Traditionnellement, l’organisateur du cha-ji (c’est ainsi que l’on nomme la cérémonie du thé au complet) se charge de choisir les ustensiles, de cuisiner le repas, de faire le service, et enfin de préparer le thé. L’événement du jour dérogeait quelque peu à la règle, puisque différentes parties prenantes s’étaient réparties les taches.
Ainsi, les céramiques avaient été sélectionnées avec soin par la famille Miyagawa et d’autres maisons japonaises – certaines pièces ayant été créées spécifiquement pour l’occasion. Les convives ont ainsi pu découvrir des créations flamboyantes, aux riches motifs – formes géométriques ou scènes naturelles, comme une splendide vague inspirée de la célèbre estampe de Hokusai.
Délicatement déposée au creux des céramiques, on pouvait trouver la cuisine de M. Yuichiro Akiyoshi. Son nom vous est peut-être inconnu, mais le chef a un beau palmarès à son actif puisqu’il a officié pendant plus de dix ans au restaurant gastronomique Hyotei, à Kyoto (3 étoiles Michelin) avant de travailler pour M. l’ambassadeur du Japon auprès de l’OCDE de 2013 à 2016.
Le chef a prévu d’ouvrir son propre restaurant de cha-kaiseki à Paris – encore une première ! Nous vous en reparlerons, évidemment.
La présentation et le cérémonial étaient quant à eux assurés par Mme Fumi Kojima, maître de thé de la tradition Omotesenke, ainsi que par une cohorte d’officiants japonais et français.
Les convives du jour étaient invités à suivre les instructions du staff afin de bien suivre le cérémonial – tradition du thé oblige. Ainsi, il convient par exemple d’enlever et d’empiler les couvercles des plats d’une certaine manière. Il faut toujours laisser l’équivalent d’une bouchée de riz dans son bol afin d’indiquer que le repas n’est pas terminé.
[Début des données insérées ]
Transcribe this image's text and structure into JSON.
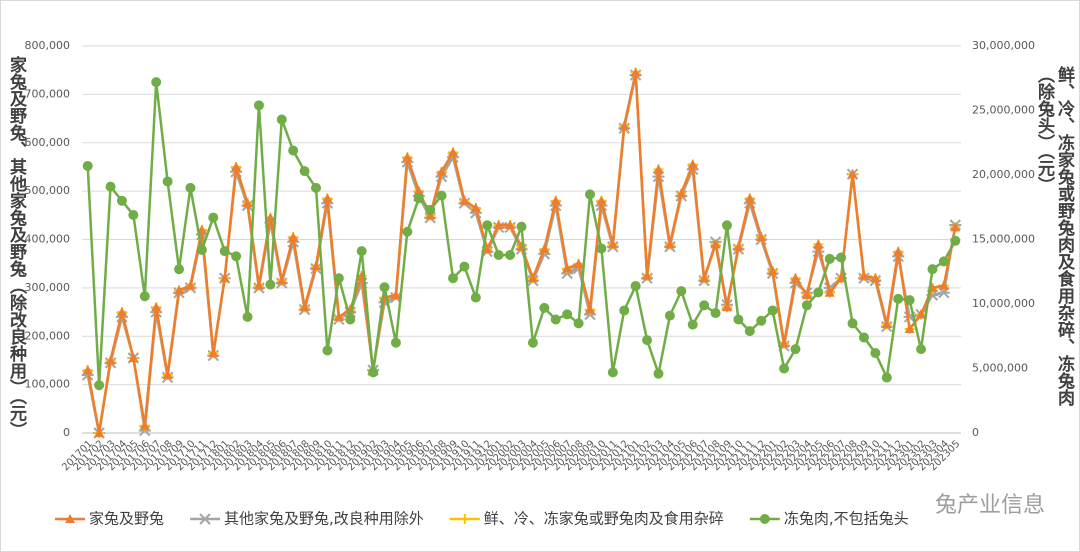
{
  "chart_data": {
    "type": "line",
    "y_title": "家兔及野兔、其他家兔及野兔（除改良种用）（元）",
    "y2_title": "鲜、冷、冻家兔或野兔肉及食用杂碎、冻兔肉（除兔头）（元）",
    "watermark": "兔产业信息",
    "grid": true,
    "legend": "bottom",
    "categories": [
      "201701",
      "201702",
      "201703",
      "201704",
      "201705",
      "201706",
      "201707",
      "201708",
      "201709",
      "201710",
      "201711",
      "201712",
      "201801",
      "201802",
      "201803",
      "201804",
      "201805",
      "201806",
      "201807",
      "201808",
      "201809",
      "201810",
      "201811",
      "201812",
      "201901",
      "201902",
      "201903",
      "201904",
      "201905",
      "201906",
      "201907",
      "201908",
      "201909",
      "201910",
      "201911",
      "201912",
      "202001",
      "202002",
      "202003",
      "202004",
      "202005",
      "202006",
      "202007",
      "202008",
      "202009",
      "202010",
      "202011",
      "202012",
      "202101",
      "202102",
      "202103",
      "202104",
      "202105",
      "202106",
      "202107",
      "202108",
      "202109",
      "202110",
      "202111",
      "202112",
      "202201",
      "202202",
      "202203",
      "202204",
      "202205",
      "202206",
      "202207",
      "202208",
      "202209",
      "202210",
      "202211",
      "202212",
      "202301",
      "202302",
      "202303",
      "202304",
      "202305"
    ],
    "ylim": [
      0,
      800000
    ],
    "yticks": [
      0,
      {
        "value": 100000,
        "label": "100,000"
      },
      {
        "value": 200000,
        "label": "200,000"
      },
      {
        "value": 300000,
        "label": "300,000"
      },
      {
        "value": 400000,
        "label": "400,000"
      },
      {
        "value": 500000,
        "label": "500,000"
      },
      {
        "value": 600000,
        "label": "600,000"
      },
      {
        "value": 700000,
        "label": "700,000"
      },
      {
        "value": 800000,
        "label": "800,000"
      }
    ],
    "y2lim": [
      0,
      30000000
    ],
    "y2ticks": [
      0,
      {
        "value": 5000000,
        "label": "5,000,000"
      },
      {
        "value": 10000000,
        "label": "10,000,000"
      },
      {
        "value": 15000000,
        "label": "15,000,000"
      },
      {
        "value": 20000000,
        "label": "20,000,000"
      },
      {
        "value": 25000000,
        "label": "25,000,000"
      },
      {
        "value": 30000000,
        "label": "30,000,000"
      }
    ],
    "series": [
      {
        "name": "家兔及野兔",
        "color": "#ed7d31",
        "marker": "triangle",
        "axis": "y",
        "values": [
          130000,
          0,
          150000,
          250000,
          155000,
          15000,
          260000,
          120000,
          295000,
          305000,
          420000,
          165000,
          320000,
          550000,
          475000,
          305000,
          445000,
          315000,
          405000,
          260000,
          345000,
          485000,
          240000,
          255000,
          325000,
          130000,
          280000,
          285000,
          570000,
          500000,
          450000,
          540000,
          580000,
          480000,
          465000,
          380000,
          430000,
          430000,
          385000,
          320000,
          380000,
          480000,
          340000,
          350000,
          255000,
          480000,
          390000,
          635000,
          745000,
          325000,
          545000,
          390000,
          495000,
          555000,
          320000,
          390000,
          260000,
          385000,
          485000,
          405000,
          335000,
          185000,
          320000,
          285000,
          390000,
          290000,
          320000,
          535000,
          325000,
          320000,
          225000,
          375000,
          215000,
          245000,
          300000,
          305000,
          425000
        ]
      },
      {
        "name": "其他家兔及野兔,改良种用除外",
        "color": "#a5a5a5",
        "marker": "star",
        "axis": "y",
        "values": [
          120000,
          0,
          145000,
          240000,
          155000,
          5000,
          250000,
          115000,
          290000,
          300000,
          410000,
          160000,
          320000,
          540000,
          470000,
          300000,
          435000,
          310000,
          395000,
          255000,
          340000,
          475000,
          235000,
          250000,
          310000,
          130000,
          270000,
          280000,
          560000,
          490000,
          445000,
          530000,
          570000,
          475000,
          455000,
          375000,
          425000,
          425000,
          380000,
          315000,
          370000,
          470000,
          330000,
          340000,
          245000,
          470000,
          385000,
          630000,
          740000,
          320000,
          530000,
          385000,
          490000,
          545000,
          315000,
          395000,
          265000,
          380000,
          475000,
          400000,
          330000,
          180000,
          310000,
          290000,
          375000,
          300000,
          320000,
          535000,
          320000,
          315000,
          220000,
          365000,
          240000,
          245000,
          285000,
          290000,
          430000
        ]
      },
      {
        "name": "鲜、冷、冻家兔或野兔肉及食用杂碎",
        "color": "#ffc000",
        "marker": "plus",
        "axis": "y",
        "values": [
          130000,
          0,
          150000,
          250000,
          155000,
          15000,
          260000,
          120000,
          295000,
          305000,
          420000,
          165000,
          320000,
          550000,
          475000,
          305000,
          445000,
          315000,
          405000,
          260000,
          345000,
          485000,
          240000,
          255000,
          325000,
          130000,
          280000,
          285000,
          570000,
          500000,
          450000,
          540000,
          580000,
          480000,
          465000,
          380000,
          430000,
          430000,
          385000,
          320000,
          380000,
          480000,
          340000,
          350000,
          255000,
          480000,
          390000,
          635000,
          745000,
          325000,
          545000,
          390000,
          495000,
          555000,
          320000,
          390000,
          260000,
          385000,
          485000,
          405000,
          335000,
          185000,
          320000,
          285000,
          390000,
          290000,
          320000,
          535000,
          325000,
          320000,
          225000,
          375000,
          215000,
          245000,
          300000,
          305000,
          425000
        ]
      },
      {
        "name": "冻兔肉,不包括兔头",
        "color": "#70ad47",
        "marker": "circle",
        "axis": "y2",
        "values": [
          20700000,
          3700000,
          19100000,
          18000000,
          16900000,
          10600000,
          27200000,
          19500000,
          12700000,
          19000000,
          14200000,
          16700000,
          14100000,
          13700000,
          9000000,
          25400000,
          11500000,
          24300000,
          21900000,
          20300000,
          19000000,
          6400000,
          12000000,
          8800000,
          14100000,
          4700000,
          11300000,
          7000000,
          15600000,
          18200000,
          17300000,
          18400000,
          12000000,
          12900000,
          10500000,
          16100000,
          13800000,
          13800000,
          16000000,
          7000000,
          9700000,
          8800000,
          9200000,
          8500000,
          18500000,
          14300000,
          4700000,
          9500000,
          11400000,
          7200000,
          4600000,
          9100000,
          11000000,
          8400000,
          9900000,
          9300000,
          16100000,
          8800000,
          7900000,
          8700000,
          9500000,
          5000000,
          6500000,
          9900000,
          10900000,
          13500000,
          13600000,
          8500000,
          7400000,
          6200000,
          4300000,
          10400000,
          10300000,
          6500000,
          12700000,
          13300000,
          14900000
        ]
      }
    ]
  }
}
Et une fois que le dernier plat est consommé, il faut faire tomber bruyamment ses baguettes au fond du plateau de service, afin d’appeler l’hôte qui attend patiemment dans une pièce adjacente.
Le cha-kaiseki a bien évidemment un lien direct avec la cuisine kaiseki (la ”haute gastronomie” nippone) dont nous vous avons parlé dans France Sushi.
On trouvait servis en plus du riz et des soupes (dont une fabuleuse à base de miso blanc, perles de gluten, épinards et moutarde japonaise) des plats préparés grâce à différents modes de cuisson et de préparation : mukozuke (sashimi de daurade royale marinée au konbu, racine de wasabi, algues nori et radis, sauce citronnée ponzu), yakimono (saumon grillé, sauce Yuan au yuzu) et autres konomono (radis en saumure au sansho), pour n’en citer que quelques-uns.
Le repas s’est terminé, comme il se doit, par une dégustation de thé matcha fouetté, accompagné de douceurs sucrées des maison Toraya (Paris) et Kagizen Yoshifusa (Kyoto).
En conclusion, après avoir parlé plus longuement de l’artisanat de sa maison, M. Miyagawa a exprimé son souhait de donner au sein de la MCJP une conférence autour du cha-kaiseki et des céramiques qui l’accompagnent, idéalement début 2021. On y sera !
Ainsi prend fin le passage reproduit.